Early-stage robotics, coding training shows progress

Sibahle Malinga
By Sibahle Malinga, ITWeb senior news journalist.
Johannesburg, 07 Sept 2023
School learners engage with robotics as part of the Department of Basic Education’s coding and robotics curriculum pilot. (Photograph by DBE, via X)
School learners engage with robotics as part of the Department of Basic Education’s coding and robotics curriculum pilot. (Photograph by DBE, via X)

While the Department of Basic Education (DBE) has made strides in incorporating the mathematics, science and technology (MST) curriculum across local schools, some of these edutech initiatives have fallen short on fulfilling their objectives.

This is one of the key findings in the African EdTech Insights Report, compiled by edutech research and advisory non-profit organisation Injini Think Tank, in collaboration with Business France, EdTech France and Afinef.

The report explores Africa’s edutech sector, featuring insights on online learning, artificial intelligence integration and mobile education, as well as challenges, like language barriers and funding limitations.

According to the report, with the rise of internet connectivity and mobile device adoption in Africa, there has been an increase in the adoption of online learning platforms.

While there remain challenges associated with unequal access to ICT across Africa, such platforms do provide access to education for individuals who may not have had the opportunity otherwise, it notes.

In SA, the report notes, in the past year, the DBE achieved some of the goals set in implementing the new MST curriculum to fit the future of work. However, other objectives have fallen short and raised a cause for concern in multiple areas.

These include under-resourced schools, underpaid and under-skilled teachers, inequitable access to digital technologies for learners and uneven distribution of ICT services, such as internet connectivity.

“Although a work in progress, this implementation has, impressively, manifested through subjects such as robotics and coding being included in the general education and training (Grades R to 9) phase. However, questions arise over equal access and implementation of these subjects in schools.

“Due to the country’s rife inequalities between the rich and poor, higher-resourced schools are likely to adapt easier and faster to the new requirements of the changing curriculum than others. This may further increase the gap in the provision of quality education in the country,” states the report.

Last May, the DBE resumed the coding and robotics pilot project, after it was forced to halt it as a result of the COVID-19 pandemic. The pilot was started in 2020, and the department intends to implement it at 25 000 schools that consist of about 14 million learners and 420 000 teachers, according to the department.
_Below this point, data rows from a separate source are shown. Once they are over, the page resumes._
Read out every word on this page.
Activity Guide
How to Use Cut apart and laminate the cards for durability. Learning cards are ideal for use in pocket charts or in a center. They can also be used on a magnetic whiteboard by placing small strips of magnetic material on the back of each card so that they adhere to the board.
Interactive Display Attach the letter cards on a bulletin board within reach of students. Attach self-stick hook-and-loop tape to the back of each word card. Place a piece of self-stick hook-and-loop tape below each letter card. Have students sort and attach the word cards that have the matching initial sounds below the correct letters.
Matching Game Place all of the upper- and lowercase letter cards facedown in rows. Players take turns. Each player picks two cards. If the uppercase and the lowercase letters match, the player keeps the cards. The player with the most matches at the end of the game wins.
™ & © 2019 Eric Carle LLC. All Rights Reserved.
The DBE previously told ITWeb the focus will be on upskilling teachers to teach these new subjects, in collaboration with higher education institutions.

Developing multi-dimensional content that promotes technological and scientific awareness will support the curriculum, as producing inclusive, future-focused tech content is necessary to bridge the digital divide, the research suggests.

“Developing inclusive and low-cost products for learners in disadvantaged schools, working alongside teachers in the development of relevant content, and pursuing partnerships with the DBE and other government stakeholders is vital.

“For educational technology to achieve true learner success, the developers must involve more teachers in the ideation process and continue to provide teacher support on using their products,” the report recommends.

The Injini Think Tank report states that broader edutech ecosystem challenges across Africa continue to hinder edutech endeavours. These include fewer funders focused on edutech start-ups and navigating corruption in governance systems. Market limitations in access to ICT also inhibit venture development and expansion.

Dr Ishara Maharaj, Injini ThinkTank lead research analyst, adds: “The problems faced by Africans and their education are wicked ones, with multiple dimensions and complexities, as alluded to in this volume.

“No one entity can solve such grand challenges alone. It is going to take synergistic partnerships and regular engagement across governments, private enterprises, edutech entrepreneurs and their start-ups, educational institutions and their leadership teams, as well as the parents and communities of learners to ultimately co-create solutions that are tailored to the African education ecosystem.”